Wednesday 14 December 2011

This Place

It's hot. Inescapably so, the type that leaves foot-prints of warm clammy skin across your body. The back drips, the legs wobble and chafe. You feel it imprinting it's impetuous sense of rightousness upon you as soon as you deliver yourself out of the comfort of your air-conditioned space and into the mid-day air.

It doesn't create fearful panic, like the cold can, but a slow and frustrating boiling alive, an inescapable truth – nature will always win.

No matter how many 'truths' you can discover in life this living thing remains strange and difficult sometimes. So many moments seem to bring clarity and strength, but they walk in-hand with the endless questioning of our ability to do the best for ourselves. What is it that we really want? What is it that we desire and what is it that will make us happy, truly happy? These days come on like a migraine tinted with fear; the fear of failure, the fear of pain, the fear of loosing things you will regret and can't get back. Ultimately, fearful of ourselves and letting ourselves down by not achieving greatness, not achieving basic elemental moments of truth, reality and health. I know we are all wanderers by our own measure in a vast and seemingly endless sea of possibilities, outcomes, decisions and consequences, each no more dramatic, real, or important then the last. So how do you do it? How do you find levity amidst the crashing waves? A simple dismissal? A greater quest? Sometimes it feels that even the deepest parts of what we think we know are still just passing fancy. On some level everything is negotiable, everything is up for debate and open to change.

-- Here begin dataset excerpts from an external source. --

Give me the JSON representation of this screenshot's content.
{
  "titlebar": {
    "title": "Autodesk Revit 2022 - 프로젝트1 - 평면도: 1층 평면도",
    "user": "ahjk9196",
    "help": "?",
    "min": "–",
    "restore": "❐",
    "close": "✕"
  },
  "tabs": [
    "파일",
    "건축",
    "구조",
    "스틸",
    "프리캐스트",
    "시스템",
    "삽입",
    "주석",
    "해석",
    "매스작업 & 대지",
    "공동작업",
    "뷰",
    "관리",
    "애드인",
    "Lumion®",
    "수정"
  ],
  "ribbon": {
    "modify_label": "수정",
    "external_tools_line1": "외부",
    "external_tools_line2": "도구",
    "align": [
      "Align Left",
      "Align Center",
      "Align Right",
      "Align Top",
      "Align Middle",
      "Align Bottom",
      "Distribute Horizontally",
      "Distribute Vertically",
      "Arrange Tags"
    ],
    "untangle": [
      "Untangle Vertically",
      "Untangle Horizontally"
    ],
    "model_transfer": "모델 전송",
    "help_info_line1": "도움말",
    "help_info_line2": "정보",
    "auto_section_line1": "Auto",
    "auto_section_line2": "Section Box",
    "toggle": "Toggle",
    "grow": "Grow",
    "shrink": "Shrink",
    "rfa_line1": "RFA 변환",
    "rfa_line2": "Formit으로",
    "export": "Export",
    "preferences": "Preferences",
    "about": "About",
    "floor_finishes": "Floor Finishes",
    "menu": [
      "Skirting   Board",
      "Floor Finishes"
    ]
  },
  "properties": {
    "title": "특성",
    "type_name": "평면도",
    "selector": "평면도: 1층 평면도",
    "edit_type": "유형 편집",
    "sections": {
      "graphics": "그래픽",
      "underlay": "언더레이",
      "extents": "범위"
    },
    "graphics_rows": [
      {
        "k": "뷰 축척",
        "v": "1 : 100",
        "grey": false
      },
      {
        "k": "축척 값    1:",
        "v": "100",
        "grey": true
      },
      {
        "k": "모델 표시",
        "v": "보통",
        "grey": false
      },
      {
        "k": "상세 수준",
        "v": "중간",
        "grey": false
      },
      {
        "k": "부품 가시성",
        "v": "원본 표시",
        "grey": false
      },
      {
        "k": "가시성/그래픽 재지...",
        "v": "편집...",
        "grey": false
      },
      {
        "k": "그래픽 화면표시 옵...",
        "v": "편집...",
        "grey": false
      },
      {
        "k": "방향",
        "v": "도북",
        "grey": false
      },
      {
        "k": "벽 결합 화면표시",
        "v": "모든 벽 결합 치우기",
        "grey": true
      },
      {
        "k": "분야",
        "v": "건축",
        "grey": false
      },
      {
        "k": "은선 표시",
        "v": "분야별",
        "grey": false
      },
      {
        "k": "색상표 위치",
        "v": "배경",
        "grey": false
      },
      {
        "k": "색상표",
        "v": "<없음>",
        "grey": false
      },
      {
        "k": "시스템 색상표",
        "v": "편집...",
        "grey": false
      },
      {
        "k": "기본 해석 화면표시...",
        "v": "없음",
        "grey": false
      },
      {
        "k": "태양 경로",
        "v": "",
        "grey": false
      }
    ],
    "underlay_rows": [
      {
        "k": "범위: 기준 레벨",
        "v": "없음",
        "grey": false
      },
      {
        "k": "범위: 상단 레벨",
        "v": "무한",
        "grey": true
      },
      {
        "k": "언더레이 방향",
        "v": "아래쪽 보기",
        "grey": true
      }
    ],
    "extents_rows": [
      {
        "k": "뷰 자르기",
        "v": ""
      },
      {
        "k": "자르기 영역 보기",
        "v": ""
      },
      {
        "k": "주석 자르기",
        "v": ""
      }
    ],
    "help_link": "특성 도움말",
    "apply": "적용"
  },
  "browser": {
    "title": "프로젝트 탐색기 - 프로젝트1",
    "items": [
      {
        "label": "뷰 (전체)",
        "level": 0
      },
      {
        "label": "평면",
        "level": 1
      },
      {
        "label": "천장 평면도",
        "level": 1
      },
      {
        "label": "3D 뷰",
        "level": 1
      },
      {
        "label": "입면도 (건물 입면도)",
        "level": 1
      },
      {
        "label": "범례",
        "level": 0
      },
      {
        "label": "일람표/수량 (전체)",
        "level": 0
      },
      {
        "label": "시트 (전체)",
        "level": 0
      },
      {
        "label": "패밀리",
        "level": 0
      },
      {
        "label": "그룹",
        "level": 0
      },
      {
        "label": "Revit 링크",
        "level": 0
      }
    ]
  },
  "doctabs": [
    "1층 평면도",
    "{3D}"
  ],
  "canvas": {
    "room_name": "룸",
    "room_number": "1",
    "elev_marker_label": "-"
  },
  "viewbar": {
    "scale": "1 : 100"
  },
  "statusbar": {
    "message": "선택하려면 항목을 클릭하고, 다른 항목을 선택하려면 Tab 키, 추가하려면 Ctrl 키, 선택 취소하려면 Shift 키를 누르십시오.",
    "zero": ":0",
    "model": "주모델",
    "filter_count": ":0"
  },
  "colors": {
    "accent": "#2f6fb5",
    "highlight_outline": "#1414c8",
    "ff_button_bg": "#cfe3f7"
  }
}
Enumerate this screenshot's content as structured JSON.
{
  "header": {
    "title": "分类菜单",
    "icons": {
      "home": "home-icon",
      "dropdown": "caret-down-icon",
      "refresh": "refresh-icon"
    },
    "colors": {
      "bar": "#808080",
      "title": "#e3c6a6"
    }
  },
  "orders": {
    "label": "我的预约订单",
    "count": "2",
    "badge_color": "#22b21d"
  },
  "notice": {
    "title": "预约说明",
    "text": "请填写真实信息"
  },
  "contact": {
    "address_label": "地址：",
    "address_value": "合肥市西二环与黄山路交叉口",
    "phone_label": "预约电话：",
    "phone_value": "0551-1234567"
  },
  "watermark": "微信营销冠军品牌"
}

Except that one damn thing that never leaves. That biting polyp that presses itself inside you. Inescapable is the desire for more, for every experience that is possible. Having an open heart is to see yourself simultaneously in multiple universes, each one calling you with its own special promises of happiness and fulfilment. Standing on that cliff, head hanging over, hands firmly grasped to either side, not wanting to fall over yet not wanting to stop fantasizing about your own fatalistic plunge into the swaying trees below. You can be anything and everything, but our human minds, our sense of selfhood asks us to be one at a time. The problem is that the freedom we seek cannot be harnessed between them, it has to run between all possibilities, all outcomes. It has to see you belong everywhere, while the heart goes on knowing it belongs nowhere except inside your chest, fuelling your next steps into the unknown. Another cliff to ponder, another road to walk, another life to lead, all as seemingly meaningless and magical as the last. Here in this simple place I may have found a soft repose, the release and forgiveness I needed so desperately, but I have also found the relentless side of an identity that questions everything and will, not, stop. Tear my heart out for the ones I could spend the rest of time with and leave them that piece of me they will always own. Leave these fallen tears and spilled blood on the sidewalks I've grown to love and maybe, one day, I'll follow it back home again; my morbid and broken Hansel and Gretel trail of lost memories and lives I've left behind. Or maybe the rains of time will fall and wash it all away, lost to the passage of years I can't spend, split in pieces.

All the inspiration in the world, all the hope for the future doesn't make it any easier to loose the things you love, so for now this love becomes the new string I tie to the few remaining spaces of emptiness I have left. This time becomes coloured and sprinkled with the glitter and gold of nostalgia, a longing for a time I still inhabit, but am no longer allowed to own.